Шарканье обратно. Снова лихорадочные звонки. В ответ — бормотанье, бульканье, шарканье.
— Ну открой, Ермилыч... свои! — это уже Володька, как бы мужик, на себя самое трудное взял.
— Что еще за свои... документы покажи!
— Да нет у нас, Ермилыч, документов — кто ж носит с собою документы?
Тихое шипение: «Сволочь» (это ее).
Шарканье назад, истерический его крик (почему-то на нее):
— Ну — долго это будет продолжаться?!.. Ну дай, дай этому гаду четвертной — иначе он до утра нас промучает, а мне к шести пятнадцати на учения!
...ч-черт — «к шести пятнадцати»! А я-то думал — хоть к семи!
— Степан Ермилыч! Вот вам от нас... ко Святому Рождеству!
— Ну ладно — проходьте... Но чтоб баловство это было в последний раз! — долго гремел цепью.
— ...Ключ, мать его ети, куда-то задевался... в сторожке погляжу... — уходил, засыпал... Снова раздавались звонки.
Славное было времечко — любил я его! Большую власть имел!
Ну, на церковные праздники — как положено уж это — в прихожей смущенно крякал, сопел — пока Володька на серебряном подносе мне стопку с полтиной не выносил.
— А сегодня, извините, какой праздник, Степан Ермилыч?
— Что значит — какой? — изумленно таращился. — Покрова Божьей матери, чай!

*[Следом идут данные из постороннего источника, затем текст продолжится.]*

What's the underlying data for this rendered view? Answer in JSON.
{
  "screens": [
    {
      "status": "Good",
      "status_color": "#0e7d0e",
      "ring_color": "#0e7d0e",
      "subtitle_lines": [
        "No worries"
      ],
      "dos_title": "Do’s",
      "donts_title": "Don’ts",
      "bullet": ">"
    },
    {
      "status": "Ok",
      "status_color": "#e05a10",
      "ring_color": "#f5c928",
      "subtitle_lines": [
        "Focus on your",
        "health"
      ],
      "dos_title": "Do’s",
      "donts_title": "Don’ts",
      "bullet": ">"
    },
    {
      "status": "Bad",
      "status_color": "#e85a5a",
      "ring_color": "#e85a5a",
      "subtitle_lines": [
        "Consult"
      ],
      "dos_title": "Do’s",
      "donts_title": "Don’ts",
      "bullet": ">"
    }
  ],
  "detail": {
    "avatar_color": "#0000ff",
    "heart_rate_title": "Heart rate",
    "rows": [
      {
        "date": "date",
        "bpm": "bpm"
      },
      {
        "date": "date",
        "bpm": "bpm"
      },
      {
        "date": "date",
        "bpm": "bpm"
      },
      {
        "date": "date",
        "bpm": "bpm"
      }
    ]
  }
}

— А — ну хорошо, хорошо...
Выпивал, крякал, утирался рукавом в нарукавнике, в нарукавник же прятал полтинник.
— Ну... доброго вам здоровьичка! — уходил. До следующего дня.
Володька все это терпел — раз социально незащищенный элемент, приходится терпеть!
Правда, вздрогнул слегка, когда вернулся однажды после изнурительных учений, и увидел с болью и изумлением, что я уже внутрь их квартиры перебрался: прямо в прихожей, напротив дверей, стояла деревянная будка — частично размалеванная, частично обданная народной резьбой, частично опаленная художественным промыслом — и там я сидел, ведя, как видно, уже давнюю склоку с хозяйкой:
— Если я, Оксана Артамоновна, согласился занять эту должность ради вас, то это не значит, что можно до бесконечности меня унижать, и вторую неделю уже пренебрегать моими заявками на шесть сортов импортного гуталина, без чего вызывающая достоинство работа полностью исключается! Если вы считаете, что вам все дозволено, то вы заблуждаетесь! Между прочим, у меня два высших образования!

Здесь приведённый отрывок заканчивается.